Forward-looking statements include statements regarding our intentions, beliefs, projections, outlook, analyses or current expectations concerning, among other things: estimates of our financial information, including in respect of expected revenues, margins, cash flow, profitability, and production of cannabis; estimates of future costs applicable to sales, future capital expenditures, future cost reductions, and projected synergies including pre-tax synergies, cost savings and efficiencies; our expectation to have scalable medical and adult-use cannabis platforms to strengthen the leadership position in Canada, internationally, and eventually in the United States; us being well positioned in the European cannabis markets and our ability to leverage our current European platforms; strategic and financial benefits in connection with the acquisition of HEXO Corp. by Tilray; the legalization of cannabis in the United States and us being well positioned to compete in the United States market; future sales and the impact to the trading price of our common stock, including the expected shorting of the borrowed shares in the concurrent offering; the projected growth in our market share and growth in the European Union market; our expectation to offer a diversified and branded product offering and distribution footprint, world-class cultivation, processing and manufacturing facilities; the proposed offering of the Notes, our entry into the share lending agreement, the concurrent borrowing of shares, our expectations with respect to granting the underwriters of the offering a 30-day option to purchase additional Notes, the terms of the concurrent notes repurchase, our intentions with respect to the use of proceeds from the sale of the Notes, and the completion, timing, terms and size of the proposed Notes offering.

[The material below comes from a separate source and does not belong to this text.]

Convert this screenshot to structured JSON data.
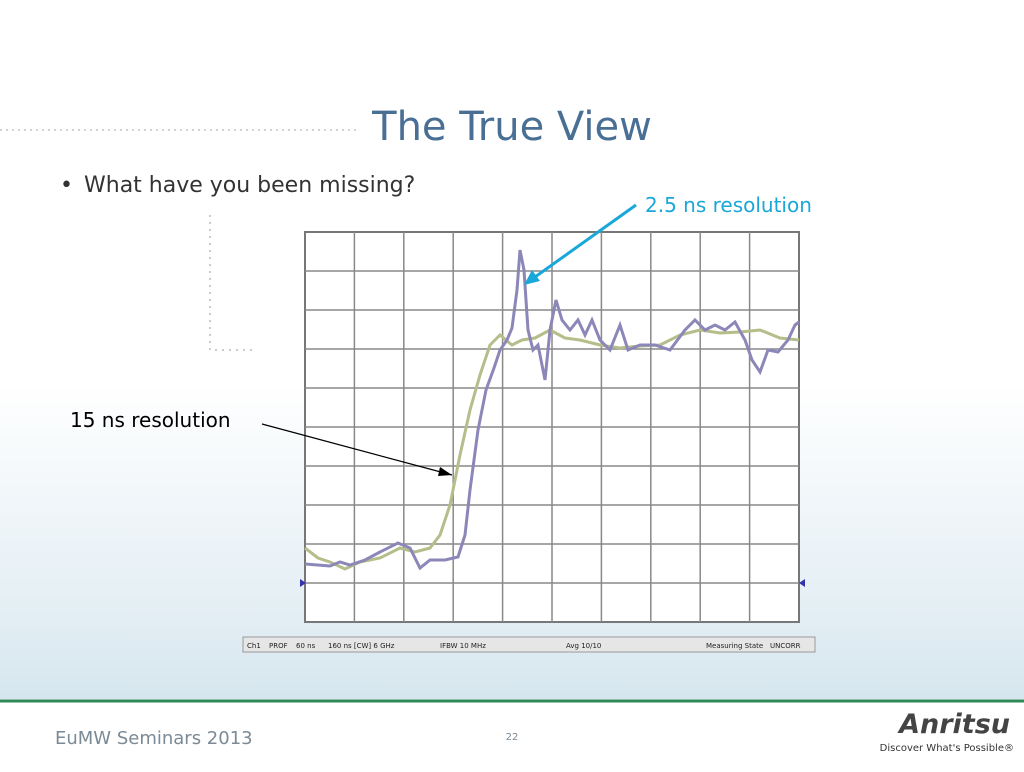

Many factors could cause actual results, performance or achievement to be materially different from any forward-looking statements, and other risks and uncertainties not presently known to the Company or that the Company deems immaterial could also cause actual results or events to differ materially from those expressed in the forward-looking statements contained herein. For a more detailed discussion of these risks and other factors, see the caption “Risk Factors” in the prospectus supplement and the most recently filed annual information form of the Company and the Annual Report on Form 10-K (and other periodic reports filed with the SEC) of the Company made with the SEC and available on EDGAR. The forward-looking statements included in this communication are made as of the date of this communication and the Company does not undertake any obligation to publicly update such forward-looking statements to reflect new information, subsequent events or otherwise unless required by applicable securities laws.